We present SiO J = 2-1 maps of the Sgr B2 molecular cloud, which show shocked gas with a turbulent substructure comprising at least three cavities at velocities of [10,40] km s^–1 and an arc at velocities of [-20,10] km s^–1. The spatial anticorrelation of shocked gas at low and high velocities, and the presence of bridging features in position-velocity diagrams suggest that these structures formed in a cloud-cloud collision.

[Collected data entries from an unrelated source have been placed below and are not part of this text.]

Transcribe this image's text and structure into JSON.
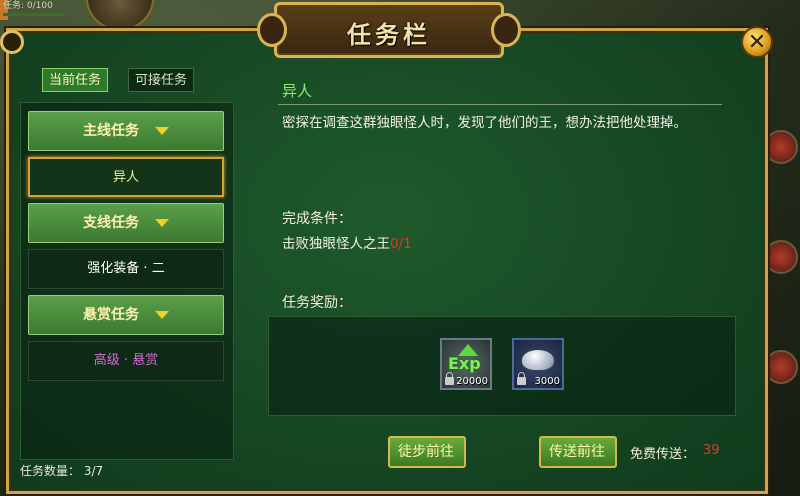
{
  "hud": {
    "status": "任务: 0/100"
  },
  "window": {
    "title": "任务栏"
  },
  "tabs": [
    {
      "label": "当前任务",
      "active": true
    },
    {
      "label": "可接任务",
      "active": false
    }
  ],
  "categories": {
    "main": {
      "label": "主线任务",
      "item": "异人"
    },
    "side": {
      "label": "支线任务",
      "item": "强化装备 · 二"
    },
    "bounty": {
      "label": "悬赏任务",
      "item": "高级 · 悬赏"
    }
  },
  "task_count": "任务数量： 3/7",
  "quest": {
    "title": "异人",
    "description": "密探在调查这群独眼怪人时，发现了他们的王，想办法把他处理掉。",
    "condition_label": "完成条件：",
    "condition_text": "击败独眼怪人之王",
    "condition_progress": "0/1",
    "reward_label": "任务奖励："
  },
  "rewards": [
    {
      "icon": "exp-icon",
      "text": "Exp",
      "amount": "20000"
    },
    {
      "icon": "silver-ingot-icon",
      "amount": "3000"
    }
  ],
  "buttons": {
    "walk": "徒步前往",
    "teleport": "传送前往",
    "free_label": "免费传送：",
    "free_count": "39"
  },
  "colors": {
    "accent_gold": "#d8b456",
    "quest_title": "#8fef6f",
    "progress_red": "#e03a2a",
    "bounty_item": "#d86ad8",
    "side_item": "#ffffff",
    "selected_border": "#d8a030"
  }
}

Some of the known compact H II regions spatially overlap with sites of strong SiO emission at velocities of [40,85] km s^–1, and are between or along the edges of SiO gas features at [100,120] km s^–1, suggesting that the stars responsible for ionizing the compact H II regions formed in compressed gas due to this collision. We find gas densities and kinetic temperatures of the order of n_H2∼10⁵cm^–3 and ∼30 K, respectively, towards three positions of Sgr B2. The average values of the SiO relative abundances, integrated line intensities, and line widths are ∼10^–9, ∼11 K km s^–1, and ∼31 km s^–1, respectively. These values agree with those obtained with chemical models that mimic grain sputtering by C-type shocks. A comparison of our observations with hydrodynamical simulations shows that a cloud-cloud collision that took place ≲0.5 Myr ago can explain the density distribution with a mean column density of {bar}N_H2≳5×10²² cm^–2, and the morphology and kinematics of shocked gas in different velocity channels. Colliding clouds are efficient at producing internal shocks with velocities ∼5-50 km s^–1. High-velocity shocks are produced during the early stages of the collision and can readily ignite star formation, while moderate- and low-velocity shocks are important over longer time-scales and can explain the widespread SiO emission in Sgr B2.